Here archaeological, natural history, and other respectable volumes were rather inadequately sorted into categories. I steered my way through students and elderly colonels and clergymen, passed round the angle of a bookcase, stepped over various gaping parcels of books on the floor and found my further progress barred by two students of opposite sexes lost to the world in a closely knit embrace. They stood there swaying to and fro. I said:
‘Excuse me,’ pushed them firmly aside, raised a curtain which masked a door, and slipping a key from my pocket, turned it in the lock and passed through. I found myself incongruously in a kind of vestibule with cleanly distempered walls hung with prints of Highland cattle, and a door with a highly polished knocker on it. I manipulated the knocker discreetly and the door was opened by an elderly woman with grey hair, spectacles of a particularly old-fashioned kind, a black skirt and a rather unexpected peppermint-striped jumper.
‘It’s you, is it?’ she said without any other form of greeting. ‘He was asking about you only yesterday.

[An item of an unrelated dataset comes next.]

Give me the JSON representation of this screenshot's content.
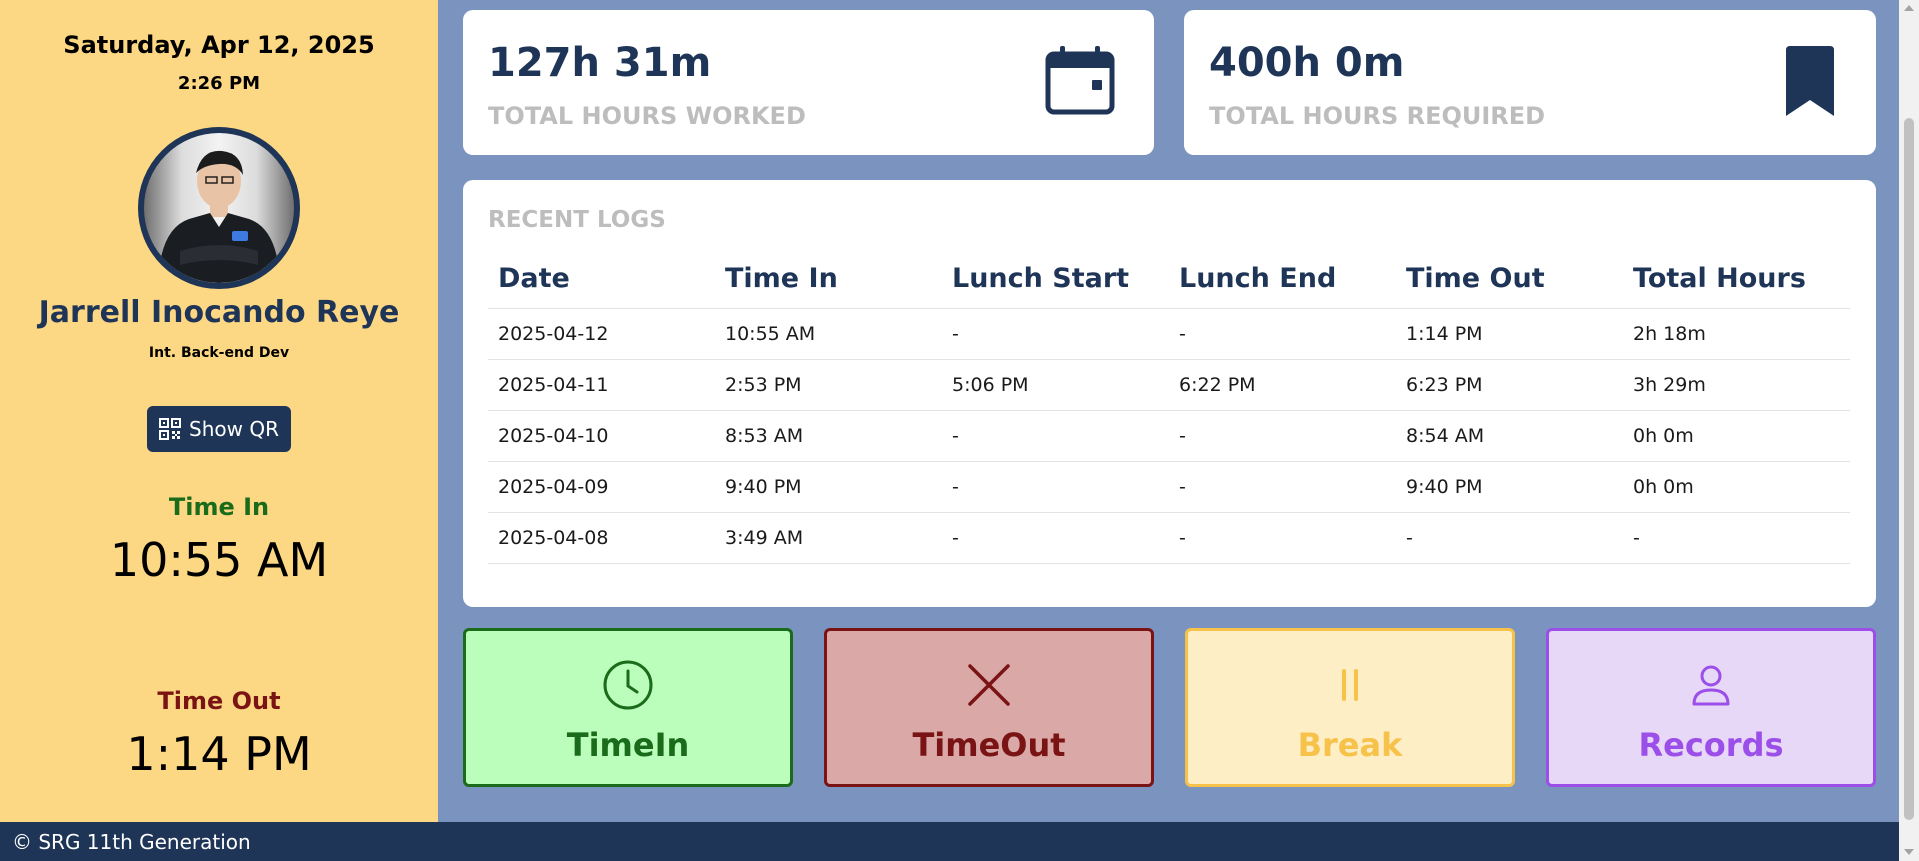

He wasn’t pleased.’ She shook her head at me, rather as an elderly governess might do at a disappointing child. ‘You’ll have to try and do better,’ she said.
‘Oh, come off it, Nanny,’ I said.
‘And don’t call me Nanny,’ said the lady. ‘It’s a cheek. I’ve told you so before.’
‘It’s your fault,’ I said. ‘You mustn’t talk to me as if I were a small boy.’
‘Time you grew up. You’d better go in and get it over.’
She pressed a buzzer, picked up a telephone from the desk, and said:
‘Mr Colin…Yes, I’m sending him in.’ She put it down and nodded to me.